Guadalupe: Alguma de vocês já tentou fugir? — Essa é a única pergunta que ecoa na minha mente.
: Óbvio! Algumas morreram por tentar. Éramos vinte fora vocês duas — outra voz se manifesta, vinda de um canto mais escuro. A dona era uma mulher de pele negra e cabelos lisos e negros, com uma aura quase indígena. — Três eles mataram por tentar fugir. Uma delas, eles fizeram questão que nós víssemos, para que não tentássemos também. — Meu Deus, que horror. — Duas se mataram, uma conseguiu fugir, mas nenhuma de nós sabe se ainda está viva. E duas eles venderam.
Guadalupe: Venderam?
: Sim! Às vezes, alguns traficantes, chefes de máfia, acabam comprando para nos fazer de suas mulheres — a moça que parecia indígena falou novamente.
: Às vezes pode ser o melhor caminho. Se você der sorte, eles serão maridos bons — uma outra, que ainda não tinha se pronunciado, disse enquanto prendia o cabelo, oferecendo-me um sorriso sem mostrar os dentes.
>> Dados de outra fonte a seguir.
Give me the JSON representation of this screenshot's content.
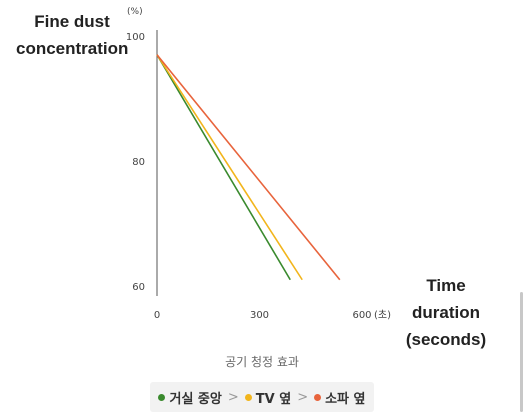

Carmen: Essa aqui é Anninka — ela começa a nos apresentar as meninas. Essa era bem bonita, parecia ter a minha idade e era extremamente calada. Estava encolhida em um canto, com uma expressão constante de medo. — Ela está conosco há cinco meses e é polonesa, tem dezenove anos. Anninka ainda não conseguiu se acostumar com tudo isso — diz, e eu observo aquela figura pequena, encolhida e visivelmente traumatizada. — Essa aqui — ela aponta para a mulher que me tratou mal e foi tão indelicada — é Adina, canadense, e foi a terceira a chegar aqui, tem vinte e quatro anos. Eu fui a primeira, e outras duas vieram depois, foram as que morreram tentando fugir. — O olhar de Carmen se turva naquele instante, carregado de mágoa e profunda tristeza.
Ela apresentou todas as meninas. A que parecia indígena e havia falado comigo se chama Aruna, veio da Índia e tem vinte e dois anos. As outras seis não se comunicam muito, são todas muito quietas e inseguras, seria difícil memorizar seus nomes. Mas todas têm entre dezenove e vinte e cinco anos. A menina nova se chama Sara e é colombiana, tem vinte anos. E Carmen é venezuelana, a mais velha e respeitada ali, com vinte e nove anos.
Todas compartilharam como vieram parar ali. A maioria foi enganada, trazida com promessas de trabalho que se desvaneceram ao cruzar a soleira daquele inferno. Sara e eu fomos sequestradas, chegamos quase juntas, e eu sentia uma pontada de pena por ela, por mim e por todas as outras almas aprisionadas ali.
Minutos arrastados se passaram, e eu já havia perdido a noção do tempo, até que um homem entra, trazendo uma bandeja de comida, seguido por outro com mais uma. Eles depositam as bandejas no chão e chamam Carmen e Adina. Elas se levantam, e eu me pergunto o motivo daquela distinção. Ao que parece, elas gozam de mais "crédito" com aqueles homens do que o restante de nós.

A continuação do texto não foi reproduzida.